One further issue remains regarding this initial analysis of the Sixth Amendment right to counsel. Although not found in the Sixth Amendment itself, the right to effective assistance of counsel has been inferred. Convicts have clogged the courts for years appealing convictions by claiming that the counsel provided to them as indigents was ineffective. After all, the argument goes, if their counsel was so effective how did they get convicted? Obviously, this cannot be the test to determine whether counsel was effective. What then constitutes effective counsel?
Legal counsel will not be found to be ineffective simply because the attorney decided to use certain trial tactics which were unsuccessful – tactics are within the attorney’s discretion. Similarly, if the Defendant insists that her attorney argue a specific issue or point, failure to make the argument, even if the issue is non-frivolous, will not constitute ineffective assistance of counsel. Also, a rejected request for continuance or the failure to raise a constitutional defense, which is later invalidated, will not suffice. See Wainwright v. Torna, 455 U.S. 586 (1982).

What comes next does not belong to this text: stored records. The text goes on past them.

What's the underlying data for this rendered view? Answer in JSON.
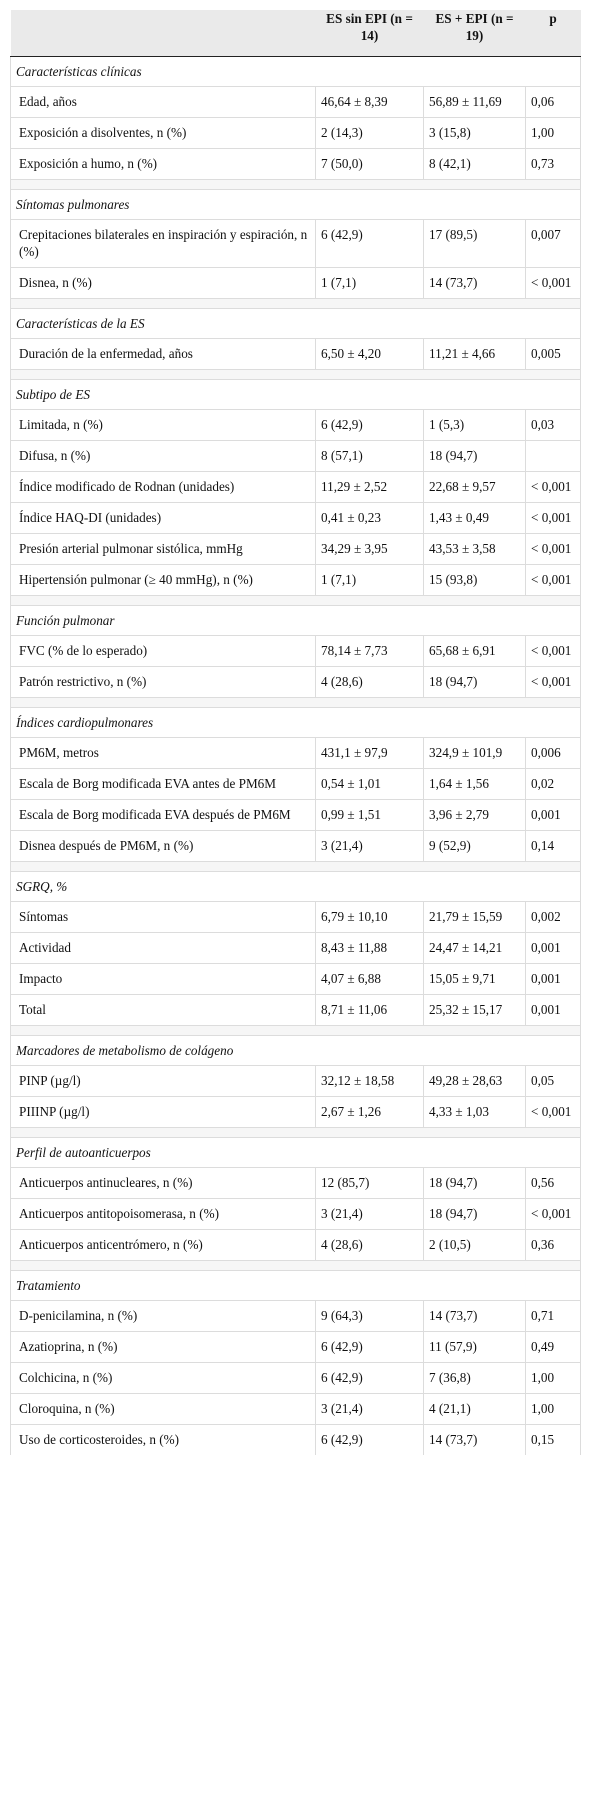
{
  "header": {
    "col1": "",
    "col2": "ES sin EPI (n = 14)",
    "col3": "ES + EPI (n = 19)",
    "col4": "p"
  },
  "sections": [
    {
      "title": "Características clínicas",
      "rows": [
        {
          "label": "Edad, años",
          "a": "46,64 ± 8,39",
          "b": "56,89 ± 11,69",
          "p": "0,06"
        },
        {
          "label": "Exposición a disolventes, n (%)",
          "a": "2 (14,3)",
          "b": "3 (15,8)",
          "p": "1,00"
        },
        {
          "label": "Exposición a humo, n (%)",
          "a": "7 (50,0)",
          "b": "8 (42,1)",
          "p": "0,73"
        }
      ]
    },
    {
      "title": "Síntomas pulmonares",
      "rows": [
        {
          "label": "Crepitaciones bilaterales en inspiración y espiración, n (%)",
          "a": "6 (42,9)",
          "b": "17 (89,5)",
          "p": "0,007"
        },
        {
          "label": "Disnea, n (%)",
          "a": "1 (7,1)",
          "b": "14 (73,7)",
          "p": "< 0,001"
        }
      ]
    },
    {
      "title": "Características de la ES",
      "rows": [
        {
          "label": "Duración de la enfermedad, años",
          "a": "6,50 ± 4,20",
          "b": "11,21 ± 4,66",
          "p": "0,005"
        }
      ]
    },
    {
      "title": "Subtipo de ES",
      "rows": [
        {
          "label": "Limitada, n (%)",
          "a": "6 (42,9)",
          "b": "1 (5,3)",
          "p": "0,03"
        },
        {
          "label": "Difusa, n (%)",
          "a": "8 (57,1)",
          "b": "18 (94,7)",
          "p": ""
        },
        {
          "label": "Índice modificado de Rodnan (unidades)",
          "a": "11,29 ± 2,52",
          "b": "22,68 ± 9,57",
          "p": "< 0,001"
        },
        {
          "label": "Índice HAQ-DI (unidades)",
          "a": "0,41 ± 0,23",
          "b": "1,43 ± 0,49",
          "p": "< 0,001"
        },
        {
          "label": "Presión arterial pulmonar sistólica, mmHg",
          "a": "34,29 ± 3,95",
          "b": "43,53 ± 3,58",
          "p": "< 0,001"
        },
        {
          "label": "Hipertensión pulmonar (≥ 40 mmHg), n (%)",
          "a": "1 (7,1)",
          "b": "15 (93,8)",
          "p": "< 0,001"
        }
      ]
    },
    {
      "title": "Función pulmonar",
      "rows": [
        {
          "label": "FVC (% de lo esperado)",
          "a": "78,14 ± 7,73",
          "b": "65,68 ± 6,91",
          "p": "< 0,001"
        },
        {
          "label": "Patrón restrictivo, n (%)",
          "a": "4 (28,6)",
          "b": "18 (94,7)",
          "p": "< 0,001"
        }
      ]
    },
    {
      "title": "Índices cardiopulmonares",
      "rows": [
        {
          "label": "PM6M, metros",
          "a": "431,1 ± 97,9",
          "b": "324,9 ± 101,9",
          "p": "0,006"
        },
        {
          "label": "Escala de Borg modificada EVA antes de PM6M",
          "a": "0,54 ± 1,01",
          "b": "1,64 ± 1,56",
          "p": "0,02"
        },
        {
          "label": "Escala de Borg modificada EVA después de PM6M",
          "a": "0,99 ± 1,51",
          "b": "3,96 ± 2,79",
          "p": "0,001"
        },
        {
          "label": "Disnea después de PM6M, n (%)",
          "a": "3 (21,4)",
          "b": "9 (52,9)",
          "p": "0,14"
        }
      ]
    },
    {
      "title": "SGRQ, %",
      "rows": [
        {
          "label": "Síntomas",
          "a": "6,79 ± 10,10",
          "b": "21,79 ± 15,59",
          "p": "0,002"
        },
        {
          "label": "Actividad",
          "a": "8,43 ± 11,88",
          "b": "24,47 ± 14,21",
          "p": "0,001"
        },
        {
          "label": "Impacto",
          "a": "4,07 ± 6,88",
          "b": "15,05 ± 9,71",
          "p": "0,001"
        },
        {
          "label": "Total",
          "a": "8,71 ± 11,06",
          "b": "25,32 ± 15,17",
          "p": "0,001"
        }
      ]
    },
    {
      "title": "Marcadores de metabolismo de colágeno",
      "rows": [
        {
          "label": "PINP (µg/l)",
          "a": "32,12 ± 18,58",
          "b": "49,28 ± 28,63",
          "p": "0,05"
        },
        {
          "label": "PIIINP (µg/l)",
          "a": "2,67 ± 1,26",
          "b": "4,33 ± 1,03",
          "p": "< 0,001"
        }
      ]
    },
    {
      "title": "Perfil de autoanticuerpos",
      "rows": [
        {
          "label": "Anticuerpos antinucleares, n (%)",
          "a": "12 (85,7)",
          "b": "18 (94,7)",
          "p": "0,56"
        },
        {
          "label": "Anticuerpos antitopoisomerasa, n (%)",
          "a": "3 (21,4)",
          "b": "18 (94,7)",
          "p": "< 0,001"
        },
        {
          "label": "Anticuerpos anticentrómero, n (%)",
          "a": "4 (28,6)",
          "b": "2 (10,5)",
          "p": "0,36"
        }
      ]
    },
    {
      "title": "Tratamiento",
      "rows": [
        {
          "label": "D-penicilamina, n (%)",
          "a": "9 (64,3)",
          "b": "14 (73,7)",
          "p": "0,71"
        },
        {
          "label": "Azatioprina, n (%)",
          "a": "6 (42,9)",
          "b": "11 (57,9)",
          "p": "0,49"
        },
        {
          "label": "Colchicina, n (%)",
          "a": "6 (42,9)",
          "b": "7 (36,8)",
          "p": "1,00"
        },
        {
          "label": "Cloroquina, n (%)",
          "a": "3 (21,4)",
          "b": "4 (21,1)",
          "p": "1,00"
        },
        {
          "label": "Uso de corticosteroides, n (%)",
          "a": "6 (42,9)",
          "b": "14 (73,7)",
          "p": "0,15"
        }
      ]
    }
  ]
}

In order for an ineffective assistance of counsel to be sustained, a court must find that (1) the performance by counsel was deficient in some way, AND (2) that but for the deficiency, the outcome of the Defendant’s case would have been different. See Strickland v. Washington, 466 U.S. 668 (1984). While the first part is less difficult to show, demonstrating that the deficiency actually caused the result of the trial is often nearly impossible, except in the most obvious cases.